Michelle BittingListen

Soft Red Skirt

That’s what she wore, followed his wolf-shaped
face up the mountain path—Summer, the swelter
of eucalyptus, lavender, dilating every cell.

Was it curiosity brought her here, the subtle growl
inside his laugh? Between them, a quarter century years’
difference and two pair of eyes rife with off-kilter craving?
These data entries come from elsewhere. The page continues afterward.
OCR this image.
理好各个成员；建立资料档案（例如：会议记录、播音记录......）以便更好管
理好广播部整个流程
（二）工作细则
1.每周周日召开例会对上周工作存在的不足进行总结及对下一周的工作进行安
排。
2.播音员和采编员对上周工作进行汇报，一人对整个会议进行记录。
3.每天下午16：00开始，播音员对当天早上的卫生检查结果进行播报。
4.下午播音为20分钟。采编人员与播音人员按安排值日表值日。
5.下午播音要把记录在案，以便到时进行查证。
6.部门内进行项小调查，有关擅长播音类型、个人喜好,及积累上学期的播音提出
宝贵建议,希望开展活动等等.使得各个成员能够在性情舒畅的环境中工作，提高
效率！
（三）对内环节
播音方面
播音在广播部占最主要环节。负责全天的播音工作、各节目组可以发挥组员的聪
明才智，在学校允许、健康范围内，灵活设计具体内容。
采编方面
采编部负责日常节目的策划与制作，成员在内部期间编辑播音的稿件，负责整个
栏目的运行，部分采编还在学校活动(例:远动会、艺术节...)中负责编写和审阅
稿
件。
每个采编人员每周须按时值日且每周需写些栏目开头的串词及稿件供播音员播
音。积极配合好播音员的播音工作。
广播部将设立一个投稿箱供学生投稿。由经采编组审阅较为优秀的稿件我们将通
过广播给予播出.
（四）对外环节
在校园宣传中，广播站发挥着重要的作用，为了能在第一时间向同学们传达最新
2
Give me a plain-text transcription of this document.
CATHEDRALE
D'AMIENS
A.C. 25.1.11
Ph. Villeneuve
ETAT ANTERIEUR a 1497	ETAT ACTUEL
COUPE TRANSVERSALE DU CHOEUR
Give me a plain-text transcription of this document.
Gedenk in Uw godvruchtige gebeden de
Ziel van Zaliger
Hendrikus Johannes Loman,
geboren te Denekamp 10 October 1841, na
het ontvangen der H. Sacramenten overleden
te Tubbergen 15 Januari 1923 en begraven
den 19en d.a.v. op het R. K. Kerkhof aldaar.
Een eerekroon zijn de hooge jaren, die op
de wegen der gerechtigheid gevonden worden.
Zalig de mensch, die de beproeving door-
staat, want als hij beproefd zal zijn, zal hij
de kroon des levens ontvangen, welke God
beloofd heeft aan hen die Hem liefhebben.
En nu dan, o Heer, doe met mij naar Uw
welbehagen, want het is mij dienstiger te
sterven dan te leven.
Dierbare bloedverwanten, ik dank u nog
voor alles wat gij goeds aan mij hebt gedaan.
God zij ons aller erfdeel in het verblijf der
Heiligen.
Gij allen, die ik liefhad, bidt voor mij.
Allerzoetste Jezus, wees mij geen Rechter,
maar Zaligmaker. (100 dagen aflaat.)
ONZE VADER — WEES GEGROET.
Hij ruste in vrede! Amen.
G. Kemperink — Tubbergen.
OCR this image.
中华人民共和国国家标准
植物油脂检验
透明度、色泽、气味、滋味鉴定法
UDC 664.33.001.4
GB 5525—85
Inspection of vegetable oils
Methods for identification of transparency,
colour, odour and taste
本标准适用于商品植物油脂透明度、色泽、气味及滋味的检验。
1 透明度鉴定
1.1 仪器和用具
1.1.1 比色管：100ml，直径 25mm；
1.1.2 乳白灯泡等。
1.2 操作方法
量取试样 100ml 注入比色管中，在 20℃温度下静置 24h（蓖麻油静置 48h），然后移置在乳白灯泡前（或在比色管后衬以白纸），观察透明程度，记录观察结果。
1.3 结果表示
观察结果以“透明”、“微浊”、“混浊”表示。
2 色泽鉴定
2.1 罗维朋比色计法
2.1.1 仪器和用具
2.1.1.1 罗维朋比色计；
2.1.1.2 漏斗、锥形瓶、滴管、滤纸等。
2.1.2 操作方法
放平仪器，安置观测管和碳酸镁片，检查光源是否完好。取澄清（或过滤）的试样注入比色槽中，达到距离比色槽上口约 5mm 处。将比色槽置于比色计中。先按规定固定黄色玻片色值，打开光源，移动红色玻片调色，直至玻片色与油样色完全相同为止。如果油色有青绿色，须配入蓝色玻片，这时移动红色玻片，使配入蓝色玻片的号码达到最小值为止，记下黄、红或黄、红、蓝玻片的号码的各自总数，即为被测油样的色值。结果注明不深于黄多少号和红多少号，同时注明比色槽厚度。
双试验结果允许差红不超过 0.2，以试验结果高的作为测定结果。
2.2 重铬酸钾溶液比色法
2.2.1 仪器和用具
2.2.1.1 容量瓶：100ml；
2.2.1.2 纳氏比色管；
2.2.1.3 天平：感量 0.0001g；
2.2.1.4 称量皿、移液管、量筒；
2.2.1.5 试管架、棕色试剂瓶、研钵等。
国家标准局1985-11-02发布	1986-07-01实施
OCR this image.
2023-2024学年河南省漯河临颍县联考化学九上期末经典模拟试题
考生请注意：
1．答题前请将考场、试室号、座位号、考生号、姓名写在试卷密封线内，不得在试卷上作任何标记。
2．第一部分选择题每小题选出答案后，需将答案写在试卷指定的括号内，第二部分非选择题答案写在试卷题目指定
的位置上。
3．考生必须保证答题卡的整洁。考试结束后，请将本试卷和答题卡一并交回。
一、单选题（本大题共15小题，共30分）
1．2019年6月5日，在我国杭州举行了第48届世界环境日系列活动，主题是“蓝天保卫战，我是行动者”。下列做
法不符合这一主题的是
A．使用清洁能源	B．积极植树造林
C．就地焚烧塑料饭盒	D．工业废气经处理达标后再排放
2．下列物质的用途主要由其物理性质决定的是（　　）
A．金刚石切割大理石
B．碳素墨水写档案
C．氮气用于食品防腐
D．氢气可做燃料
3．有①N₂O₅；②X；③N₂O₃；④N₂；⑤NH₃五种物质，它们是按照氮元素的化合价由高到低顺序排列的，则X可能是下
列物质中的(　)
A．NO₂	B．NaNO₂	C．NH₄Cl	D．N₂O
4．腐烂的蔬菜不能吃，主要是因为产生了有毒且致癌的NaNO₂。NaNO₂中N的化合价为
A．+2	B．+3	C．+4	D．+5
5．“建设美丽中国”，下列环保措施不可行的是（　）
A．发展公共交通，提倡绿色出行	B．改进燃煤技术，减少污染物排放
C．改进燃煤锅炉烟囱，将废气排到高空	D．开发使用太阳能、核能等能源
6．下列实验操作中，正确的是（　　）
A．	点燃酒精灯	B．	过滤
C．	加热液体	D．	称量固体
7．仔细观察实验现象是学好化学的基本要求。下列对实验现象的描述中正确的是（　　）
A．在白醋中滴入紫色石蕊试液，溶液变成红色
Maybe the way he preferred she lead, parting
milkweed, beach burr, thistle, along the switchback,
the better to view her shifting rump as they gobbled the trail,

reminding her of that Easter at her parents’,
bending to pull lamb from the oven,
her flowered dress hiking up, father in the corner

with his cronies, their secret, murmured words:
sweet flesh young singeing the air, making
her cringe, years later, at any sudden scent of rosemary.

Her soft red insides closing then,
opened now, with this man’s hand on her ass,
key to the body’s cabin. The quandary odd,

familiar, like that tale by the Brothers Grimm
about the poodle made to eat flaming coal—
the nourishment it took from its blistering fare,

muzzle dipping in to relish what burned in the tasting—
each time, the tongue left bruised and blackened.

Washed in Flame

And no one can still recognize the woman washed in flame
for whom, of all her joys, burnt pearls in ashes is the sum
of what remains.

—Abraham Sutzkever

She makes a matchstick of her finger,
dunks the tip in Bombshell Red,
then her lips are two flickers.
In the shadows of her ears: smoldering 
flowers. Draws a smoky line
between lid and lash and dashes out—
at the crowded rear of the oncologist’s elevator:
one last fanning of her mahogany skirt.

Don’t try to follow the logic,
this need for ritual preening, seduction.
Whether the doctor’s even aware
of silk swishing between her legs.
It’s pointless, futile as asking why
her cells’ crooked kindling, the gathered
deadwood, amass their morbid camp
deep in her body’s core.

Just remember the pretty Polish girl,
pinching her cheeks for the German soldier.
Zierpuppe, he said, lifting her onto the truck.
As if it mattered her eyes were two hazelnuts,
her skin: beaded milk. So lovely, so worth saving,
am I not?  And he, head cocked, smiling,
pretending not to know
what awaited her, further on up the road.